Consider this program:

let rec fact n = 
    if n = 0 then 1 else n * (fact (n-1)) 
in fact 1

How can we handle if? We could desugar if into match:

if e1 then e2 else e3
=
match e1 with Left _ -> e2 | Right _ -> e3

And now our Boolean operators, such as n=0, would need to return Left c for true and Right c for false; any constant c would suffice.

Or we could simply introduce new rules for if:

env :: if e1 then e2 else e3 || v
    if env :: e1 || true
    and env :: e2 || v

env :: if e1 then e2 else e3 || v
    if env :: e1 || false
    and env :: e3 || v

We now would have two new constant values, true and false, which evaluate to themselves.

Using those new rules and values, we can evaluate the program. For brevity, let F denote the expression if n = 0 then 1 else n * (fact (n-1)), and let cl denote the closure <<fact, fun n -> F, {}>>:

{} :: let rec fact n = F in fact 1 || 1
    {fact=cl} :: fact 1 || 1
        {fact=cl} :: fact || cl
        {fact=cl} :: 1 || 1
        {n=1,fact=cl} :: F || 1
            {n=1,fact=cl} :: n = 0 || false
                {n=1,fact=cl} :: n || 1
                {n=1,fact=cl} :: 0 || 0 
                the result of applying primitive operator = to 1 and 0 is false             
            {n=1,fact=cl} :: n * (fact (n-1)) || 1
                {n=1,fact=cl} :: n || 1
                {n=1,fact=cl} :: fact (n-1) || 1
                    {n=1,fact=cl} :: fact || cl
                    {n=1,fact=cl} :: n-1 || 0
                        {n=1,fact=cl} :: n || 1
                        {n=1,fact=cl} :: 1 || 1
                        1-1 is 0
                    {n=0,fact=cl} :: F || 1
                        {n=0,fact=cl} :: n = 0 || true
                            {n=0,fact=cl} :: n || 0
                            {n=0,fact=cl} :: 0 || 0
                            the result of applying primitive operator = to 0 
                              and 0 is true                                             
                        {n=0,fact=cl} :: 1 || 1                         
                1 * 1 is 1
                

Example 4

let rec filter f xs = 
    (match xs with
        | [] -> []
        | x::xs' -> if f x then x::(filter f xs') else filter f xs') in
let all_gt n xs = filter (fun x -> x > n) xs in
all_gt 1 [1;2]

The entire proof tree here would be tediously long to construct, so let's instead consider one key detail: how does n evaluate to 1 inside the anonymous function in the penultimate line?

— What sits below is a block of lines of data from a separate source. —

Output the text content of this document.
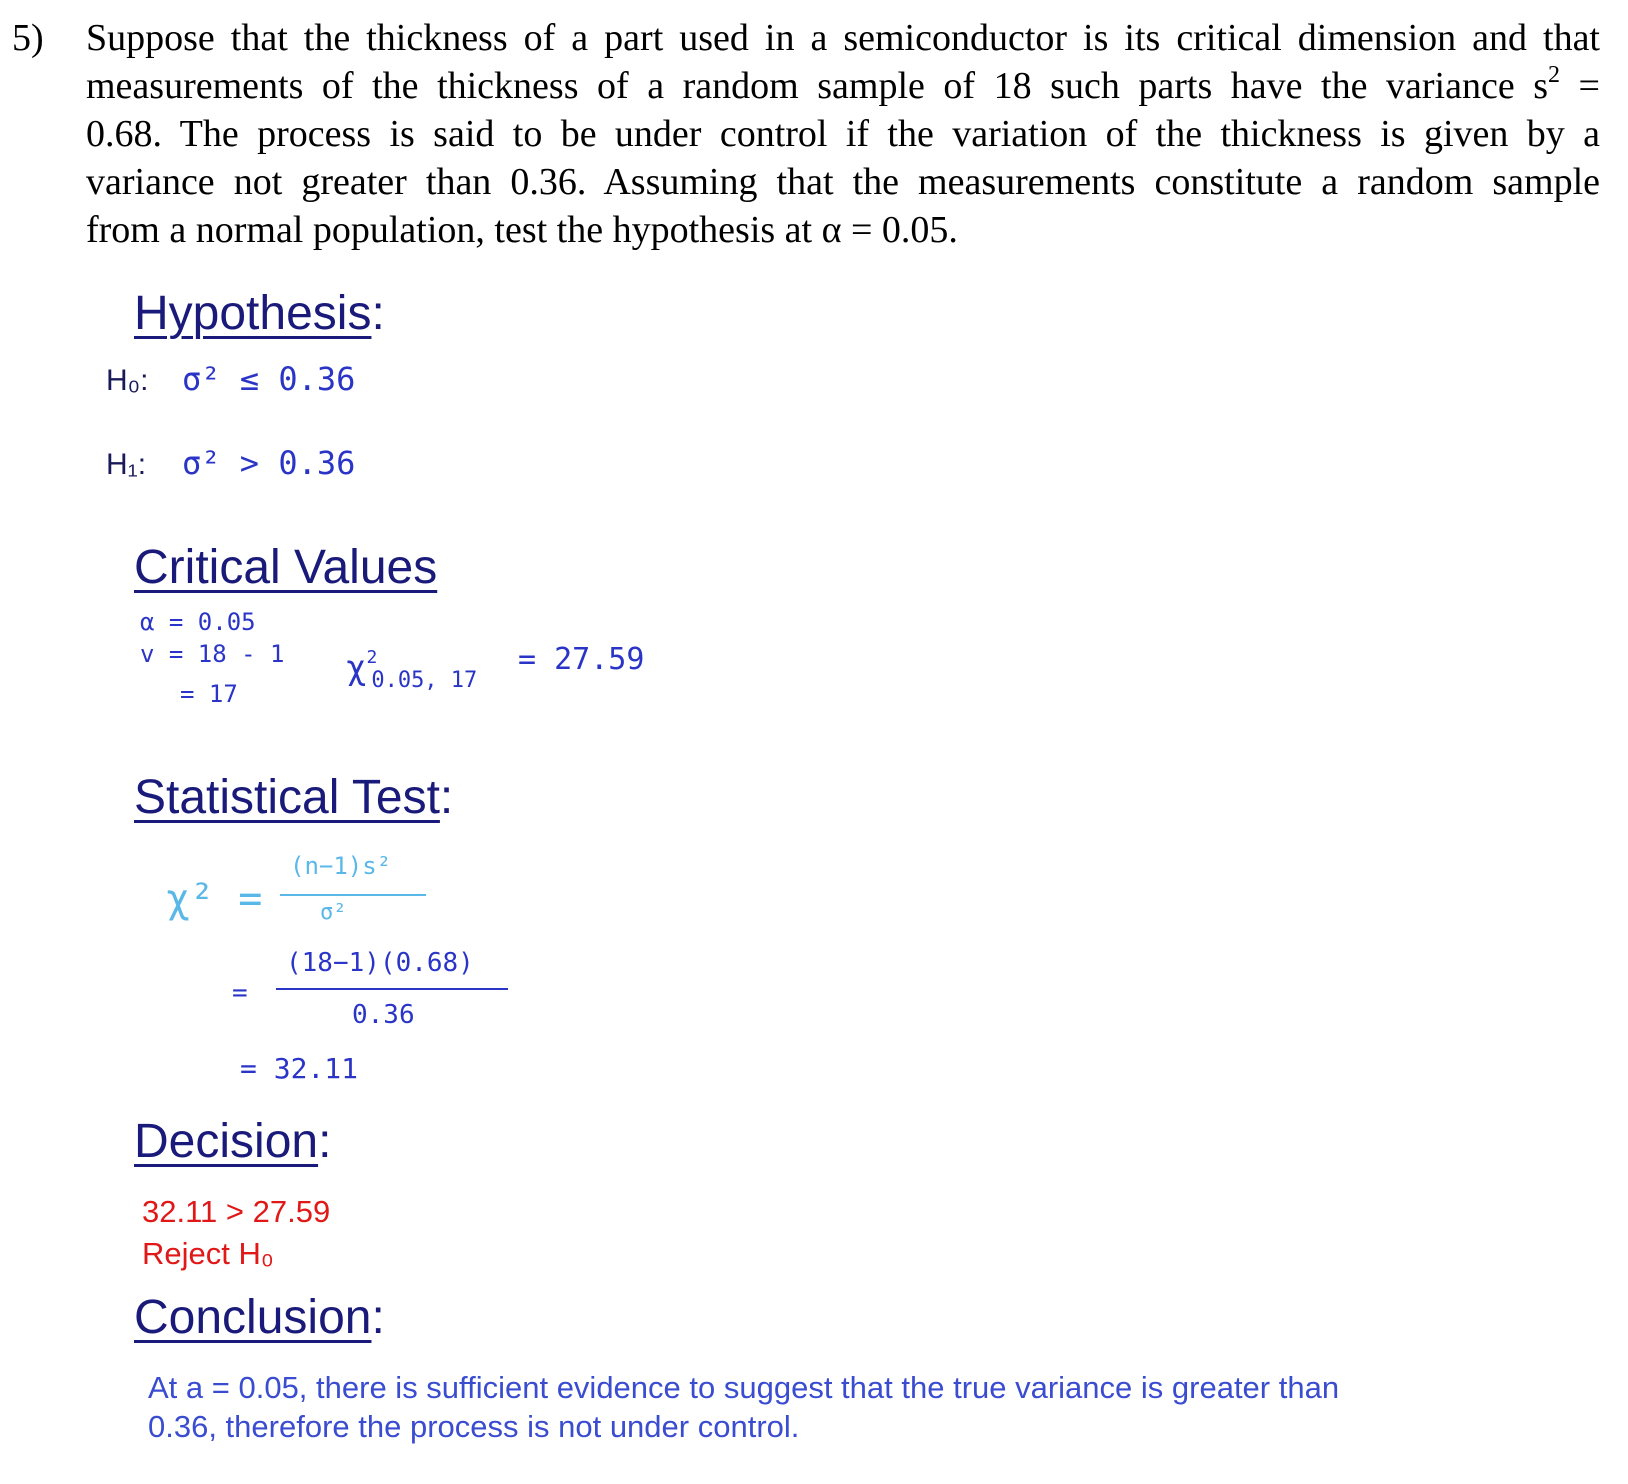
5) Suppose that the thickness of a part used in a semiconductor is its critical dimension and that
measurements of the thickness of a random sample of 18 such parts have the variance $s^2$ =
0.68. The process is said to be under control if the variation of the thickness is given by a
variance not greater than 0.36. Assuming that the measurements constitute a random sample
from a normal population, test the hypothesis at α = 0.05.
Hypothesis:
H₀: σ² ≤ 0.36
H₁: σ² > 0.36
Critical Values
α = 0.05
v = 18 - 1
= 17
$\chi^2_{0.05, 17}$
= 27.59
Statistical Test:
χ² =
(n−1)s²
σ²
=
(18−1)(0.68)
0.36
= 32.11
Decision:
32.11 > 27.59
Reject H₀
Conclusion:
At a = 0.05, there is sufficient evidence to suggest that the true variance is greater than 0.36, therefore the process is not under control.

The final line starts with a function application all_gt 1. In the dynamic environment at the time of that application, all_gt would be bound to a closure <<fun n -> fun xs -> filter (fun x -> x > n) xs, {filter=F}>>. (We omit the closure to which filter is bound for brevity, and simply write F.) So the application would evaluate to a new closure, <<fun xs -> filter (fun x -> x > n) xs, {filter=F, n=1}>>. That closure would then be applied to [1;2], yielding the expression filter (fun x -> x > n) xs, which would be evaluated in the environment {filter=F, n=1, xs=[1;2]}. That expression begins with a function application, filter (fun x -> x > n). The filter part of that evaluates to a closure F. The argument, fun x -> x > n, evaluates to a new closure. The code part of that new closure is fun x -> x > n, and the environment part is {filter=F, n=1, xs=[1;2]}. That environment binds n to 1.

So whenever the filtering function f is evaluated inside of filter, it evaluates to the closure <<fun x -> x > n, {filter=F, n=1, xs=[1;2]}>>. Since neither filter nor xs appear in the code part of the closure, their values don't really matter. But n does appear, and it will evaluate to 1.